High-Performance Liquid Chromatography (HPLC) was performed using 5% of standard solutions (fructose, glucose, sucrose, and maltose) dissolved in 50:50 acetonitrile/water (ACN/dH₂O). The working sugar mixture solution was prepared by transferring 1 mL of each standard solution to a 10 mL volumetric flask, and then the final volume was completed with distilled water. Meanwhile, the fortified jelly was weighed to 1 g, dissolved in 25 mL of 50:50 (ACN/dH₂O) and homogenized. The samples were then centrifuged for 30 min at 3200 rpm before being filtered using a 0.45 µm nylon syringe filter. About 1 mL of the sample was then transferred to the HPLC vial. Compounds were separated using a Cosmosil ^® 5C18-PAQ Packed Column 4.6 mml. D. × 250 mm, 1PKG (Nacalai Tesque, Kyoto, Japan). The mobile phase consisted of (ACN/dH₂O) (50:50 v/v) in isocratic mode at a 1.0 mL/min flow rate and injection volume of 10 μL.

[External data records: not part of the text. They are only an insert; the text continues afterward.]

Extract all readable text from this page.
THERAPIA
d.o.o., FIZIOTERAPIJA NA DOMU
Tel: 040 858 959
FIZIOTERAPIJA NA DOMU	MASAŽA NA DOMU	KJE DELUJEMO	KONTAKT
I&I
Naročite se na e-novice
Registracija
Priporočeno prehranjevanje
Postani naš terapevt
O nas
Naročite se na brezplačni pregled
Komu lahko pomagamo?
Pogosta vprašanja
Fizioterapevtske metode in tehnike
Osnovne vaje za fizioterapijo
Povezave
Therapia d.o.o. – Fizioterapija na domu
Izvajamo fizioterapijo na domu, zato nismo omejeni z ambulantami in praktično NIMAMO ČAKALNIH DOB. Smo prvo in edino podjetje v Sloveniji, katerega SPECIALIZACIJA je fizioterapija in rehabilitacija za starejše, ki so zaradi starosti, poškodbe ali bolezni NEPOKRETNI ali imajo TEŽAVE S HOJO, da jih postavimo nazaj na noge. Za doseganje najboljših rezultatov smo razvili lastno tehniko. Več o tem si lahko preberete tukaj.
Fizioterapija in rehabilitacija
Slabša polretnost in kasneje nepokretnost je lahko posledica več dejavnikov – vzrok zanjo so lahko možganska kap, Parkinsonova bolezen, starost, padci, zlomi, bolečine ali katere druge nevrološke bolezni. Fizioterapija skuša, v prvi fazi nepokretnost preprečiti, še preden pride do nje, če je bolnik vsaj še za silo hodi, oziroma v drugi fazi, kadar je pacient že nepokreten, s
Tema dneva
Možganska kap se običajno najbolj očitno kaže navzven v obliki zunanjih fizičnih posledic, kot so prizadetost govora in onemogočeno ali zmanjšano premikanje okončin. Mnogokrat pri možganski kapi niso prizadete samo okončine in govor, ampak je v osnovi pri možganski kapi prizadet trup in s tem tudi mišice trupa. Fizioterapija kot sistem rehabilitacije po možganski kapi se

4.7. Electric Tongue Sensor

SA402B (Intelligent Sensor Technology, Inc., Kanagawa, Japan), was used to test the bitterness intensity of the fortified jellies at the Formulation Design and Pharmaceutical Technology Laboratory, Faculty of Pharmacy, Osaka Medical and Pharmaceutical University (OMPU). The ANO sensor, which responds to the specific bitterness of hydrochloride, was used to determine the bitterness of the jellies. The negatively charged membrane of the ANO sensor makes it extremely sensitive to hydrochloride [57,67].

4.8. Experimental Design and Statistical Analysis

The pH, TSS, and MS of the fortified jellies were evaluated using Design Expert software (Version 13.0.1, Stat-Ease, Inc. Minneapolis, MN, USA), while the color, sugar, and bitterness levels of the jellies were analyzed through Minitab Statistical software. Optimization was carried out to obtain an optimal response according to the desired optimization target. The essential parameters were determined so that a solution formula could be identified during optimization to produce a solution mixture that would be chosen based on the highest degree of desirability, which ranges from 0 to 1 [23].

Table 5. Summary of excipient proportion limitations.

Causal Factor Variables	Coded Level of Variable (%)
	Low (−1)	High (+1)
Extract	10	15
Sucrose	20	29.05
Fructose	20	29.05
Methylparaben	0	0.05

The total amount in the mixture is in percentages: (A) extract + (B) sucrose + (C) fructose + (D) (methylparaben) + other ingredients = 100%.

lists the excipient proportion limitations in the fortified jelly.

4.9. Verification of the Model

A quantitative comparison between the obtained experimental and theoretical prediction values was performed to validate the models through residual standard error (RSE). At the same time, the percentage of the calculated values was determined. The predicted error was calculated according to the differences between the experimental values and the predicted value per predicted value [21].